- Born: 30 September 1910 Chicago
- Died: 25 August 1988 Glen Cove Hospital

= Harold Salemson =

American correspondent

Harold J. Salemson (September 30, 1910 – August 25, 1988) was a correspondent for newspapers, a film and book critic, as well as a publisher, editor, and translator. He served in the U.S. Army during World War II. He was put on the Hollywood blacklist for alleged past involvement with the Communist Party and Communism.

==Early life==
Salemson was born in Chicago, Illinois, and attended the University of Montpellier and the Sorbonne, having moved to France with his parents in 1922. In the fall of 1927, he studied for one semester at the Experimental College of the University of Wisconsin–Madison. He returned to France in 1928, where he worked as a newspaper correspondent and ran a small news syndicate. He was also a film critic for Henri Barbusse's weekly Monde.

In 1928 he published an article in Poetry: A Magazine of Verse. He was the founder and editor of the bilingual literary quarterly Tambour, which he published in Paris from 1928 until 1930.

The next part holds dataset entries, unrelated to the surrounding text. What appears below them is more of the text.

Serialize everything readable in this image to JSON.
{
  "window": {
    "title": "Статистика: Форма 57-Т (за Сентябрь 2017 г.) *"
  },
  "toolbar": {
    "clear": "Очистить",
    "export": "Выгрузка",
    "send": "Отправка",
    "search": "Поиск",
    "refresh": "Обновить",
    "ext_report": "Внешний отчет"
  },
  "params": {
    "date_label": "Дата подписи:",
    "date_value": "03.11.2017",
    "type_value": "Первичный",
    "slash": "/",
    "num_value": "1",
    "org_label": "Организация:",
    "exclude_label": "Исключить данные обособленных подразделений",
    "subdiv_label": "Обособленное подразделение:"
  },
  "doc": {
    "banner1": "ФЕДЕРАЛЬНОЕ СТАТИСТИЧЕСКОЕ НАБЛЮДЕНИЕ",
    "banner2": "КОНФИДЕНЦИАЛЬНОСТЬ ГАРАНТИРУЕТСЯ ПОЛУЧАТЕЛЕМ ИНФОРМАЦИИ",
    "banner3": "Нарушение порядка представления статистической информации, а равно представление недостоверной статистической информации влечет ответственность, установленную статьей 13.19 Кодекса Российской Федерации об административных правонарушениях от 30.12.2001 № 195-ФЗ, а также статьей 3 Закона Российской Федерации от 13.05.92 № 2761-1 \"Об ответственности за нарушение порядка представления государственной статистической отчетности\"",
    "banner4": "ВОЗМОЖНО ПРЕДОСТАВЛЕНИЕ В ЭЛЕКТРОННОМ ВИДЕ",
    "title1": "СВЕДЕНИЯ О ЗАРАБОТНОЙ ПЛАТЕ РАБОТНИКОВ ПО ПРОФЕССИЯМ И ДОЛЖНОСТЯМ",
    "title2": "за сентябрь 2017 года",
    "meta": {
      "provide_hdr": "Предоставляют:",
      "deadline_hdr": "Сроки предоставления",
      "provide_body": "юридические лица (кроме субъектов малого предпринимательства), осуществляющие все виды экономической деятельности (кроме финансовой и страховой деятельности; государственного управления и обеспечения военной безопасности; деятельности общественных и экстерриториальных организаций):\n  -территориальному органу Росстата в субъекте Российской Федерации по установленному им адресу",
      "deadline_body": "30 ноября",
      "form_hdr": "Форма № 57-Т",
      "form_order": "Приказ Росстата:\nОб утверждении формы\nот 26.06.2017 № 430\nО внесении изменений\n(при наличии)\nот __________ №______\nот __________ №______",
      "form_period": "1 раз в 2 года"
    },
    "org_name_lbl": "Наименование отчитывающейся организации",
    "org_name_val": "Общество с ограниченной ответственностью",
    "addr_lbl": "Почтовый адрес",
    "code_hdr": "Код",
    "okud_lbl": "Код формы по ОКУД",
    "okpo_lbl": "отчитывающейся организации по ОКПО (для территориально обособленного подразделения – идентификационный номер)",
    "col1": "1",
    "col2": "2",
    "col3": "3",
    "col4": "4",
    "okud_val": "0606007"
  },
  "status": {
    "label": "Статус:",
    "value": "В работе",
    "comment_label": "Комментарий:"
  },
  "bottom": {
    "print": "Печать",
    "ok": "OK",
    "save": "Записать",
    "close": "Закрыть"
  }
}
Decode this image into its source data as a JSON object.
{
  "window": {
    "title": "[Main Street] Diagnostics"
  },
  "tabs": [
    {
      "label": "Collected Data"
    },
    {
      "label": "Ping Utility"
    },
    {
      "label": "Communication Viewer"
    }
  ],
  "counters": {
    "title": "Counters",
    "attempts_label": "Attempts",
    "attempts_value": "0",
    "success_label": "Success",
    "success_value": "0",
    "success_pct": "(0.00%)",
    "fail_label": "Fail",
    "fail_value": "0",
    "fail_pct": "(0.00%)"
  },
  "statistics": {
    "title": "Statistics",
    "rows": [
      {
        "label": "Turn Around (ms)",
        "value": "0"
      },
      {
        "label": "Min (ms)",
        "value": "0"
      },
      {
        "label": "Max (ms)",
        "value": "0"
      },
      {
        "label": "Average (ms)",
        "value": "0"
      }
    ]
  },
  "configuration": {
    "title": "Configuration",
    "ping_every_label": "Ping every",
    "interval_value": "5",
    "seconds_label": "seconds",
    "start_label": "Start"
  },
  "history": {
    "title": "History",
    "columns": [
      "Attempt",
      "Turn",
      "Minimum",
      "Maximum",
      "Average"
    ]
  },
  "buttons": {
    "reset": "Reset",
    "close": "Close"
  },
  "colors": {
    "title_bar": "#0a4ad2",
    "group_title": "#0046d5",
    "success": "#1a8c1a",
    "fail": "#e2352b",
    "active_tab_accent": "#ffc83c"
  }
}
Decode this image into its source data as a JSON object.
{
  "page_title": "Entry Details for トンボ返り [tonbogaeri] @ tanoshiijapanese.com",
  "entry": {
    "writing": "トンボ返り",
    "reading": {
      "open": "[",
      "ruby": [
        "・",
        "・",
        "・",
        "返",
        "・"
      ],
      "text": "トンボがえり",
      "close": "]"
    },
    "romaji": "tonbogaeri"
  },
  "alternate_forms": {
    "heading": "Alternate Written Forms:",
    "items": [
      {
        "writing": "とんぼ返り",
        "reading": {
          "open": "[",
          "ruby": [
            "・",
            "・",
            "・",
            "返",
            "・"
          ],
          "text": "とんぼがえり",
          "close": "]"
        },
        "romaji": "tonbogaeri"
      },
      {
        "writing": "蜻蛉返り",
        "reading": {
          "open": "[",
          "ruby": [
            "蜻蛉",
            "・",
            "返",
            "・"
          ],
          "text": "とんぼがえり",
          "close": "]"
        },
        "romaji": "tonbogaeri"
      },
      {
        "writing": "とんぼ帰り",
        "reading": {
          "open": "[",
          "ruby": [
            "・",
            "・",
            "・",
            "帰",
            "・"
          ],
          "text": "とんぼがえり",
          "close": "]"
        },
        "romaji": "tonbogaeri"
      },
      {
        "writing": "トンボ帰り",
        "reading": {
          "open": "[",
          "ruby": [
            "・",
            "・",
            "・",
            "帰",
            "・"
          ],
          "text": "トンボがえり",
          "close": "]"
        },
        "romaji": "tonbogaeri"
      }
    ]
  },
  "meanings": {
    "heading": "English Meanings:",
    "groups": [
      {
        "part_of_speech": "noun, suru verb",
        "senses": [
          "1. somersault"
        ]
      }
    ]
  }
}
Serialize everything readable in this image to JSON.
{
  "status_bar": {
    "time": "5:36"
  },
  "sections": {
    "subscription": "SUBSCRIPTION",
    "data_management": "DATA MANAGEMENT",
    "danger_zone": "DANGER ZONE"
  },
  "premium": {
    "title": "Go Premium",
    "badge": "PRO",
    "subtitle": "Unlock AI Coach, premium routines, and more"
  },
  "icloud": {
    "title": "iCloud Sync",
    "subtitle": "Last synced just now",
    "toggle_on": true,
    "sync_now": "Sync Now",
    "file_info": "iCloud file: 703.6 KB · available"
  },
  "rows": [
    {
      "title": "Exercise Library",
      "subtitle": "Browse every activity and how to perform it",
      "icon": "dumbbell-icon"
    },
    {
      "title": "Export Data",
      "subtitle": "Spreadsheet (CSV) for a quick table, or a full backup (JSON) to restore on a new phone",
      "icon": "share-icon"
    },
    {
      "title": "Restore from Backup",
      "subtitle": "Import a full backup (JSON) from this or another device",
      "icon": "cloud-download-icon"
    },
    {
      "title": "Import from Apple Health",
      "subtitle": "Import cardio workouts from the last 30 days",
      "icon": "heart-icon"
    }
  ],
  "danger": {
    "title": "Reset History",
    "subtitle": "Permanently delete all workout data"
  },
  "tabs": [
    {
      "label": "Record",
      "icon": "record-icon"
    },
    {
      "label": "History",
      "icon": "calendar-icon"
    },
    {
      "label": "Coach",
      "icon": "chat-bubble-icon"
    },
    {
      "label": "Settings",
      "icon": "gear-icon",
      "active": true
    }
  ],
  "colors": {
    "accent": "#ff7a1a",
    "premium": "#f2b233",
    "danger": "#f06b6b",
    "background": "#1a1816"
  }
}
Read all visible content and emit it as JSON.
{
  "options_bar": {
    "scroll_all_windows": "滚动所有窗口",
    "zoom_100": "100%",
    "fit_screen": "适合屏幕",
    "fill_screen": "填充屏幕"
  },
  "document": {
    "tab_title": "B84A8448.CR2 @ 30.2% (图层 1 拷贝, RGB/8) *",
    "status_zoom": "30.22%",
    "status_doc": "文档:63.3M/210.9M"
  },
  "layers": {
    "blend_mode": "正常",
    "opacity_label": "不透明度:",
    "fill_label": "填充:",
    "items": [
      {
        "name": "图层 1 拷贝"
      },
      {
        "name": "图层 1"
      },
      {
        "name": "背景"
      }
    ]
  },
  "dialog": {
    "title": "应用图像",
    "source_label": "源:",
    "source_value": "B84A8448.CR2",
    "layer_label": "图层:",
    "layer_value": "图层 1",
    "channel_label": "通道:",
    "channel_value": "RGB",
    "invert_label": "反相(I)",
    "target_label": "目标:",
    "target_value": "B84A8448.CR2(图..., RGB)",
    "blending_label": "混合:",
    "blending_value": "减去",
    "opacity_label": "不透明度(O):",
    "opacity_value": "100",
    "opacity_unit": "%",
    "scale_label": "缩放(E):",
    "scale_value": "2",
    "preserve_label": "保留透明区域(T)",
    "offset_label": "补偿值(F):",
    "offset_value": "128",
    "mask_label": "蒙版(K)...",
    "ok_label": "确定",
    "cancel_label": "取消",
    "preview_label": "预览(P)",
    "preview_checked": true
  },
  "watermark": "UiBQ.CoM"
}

From 1932 until the U.S. entered World War II, he worked as the Hollywood correspondent for several French publications. He enlisted in the U.S. Army immediately following the Japanese attack on Pearl Harbor and served in the Army's Psychological Warfare Branch in North Africa and Italy, producing propaganda leaflets and radio broadcasts delivered to occupied Europe.

In 1947, he edited the book Thought Control in U.S.A, which was published by Progressive Citizens of America. He appeared before the House Un-American Activities Committee in August 1955, accompanied by his lawyer Victor Rabinowitz, but refused to denounce anyone and was fired from his job with Italian Film Export the following day. As a result, he became a self-employed translator of books from French to English. Among his 24 book translations were biographies of Pablo Picasso, Salvador Dalí, and Georges Simenon.

==Later life==
In 1966, Salemson became a book reviewer for Newsday and later taught film history courses at Long Island University's Brooklyn campus.

Salemson died of a heart attack at Community Hospital in Glen Cove, New York, on August 25, 1988.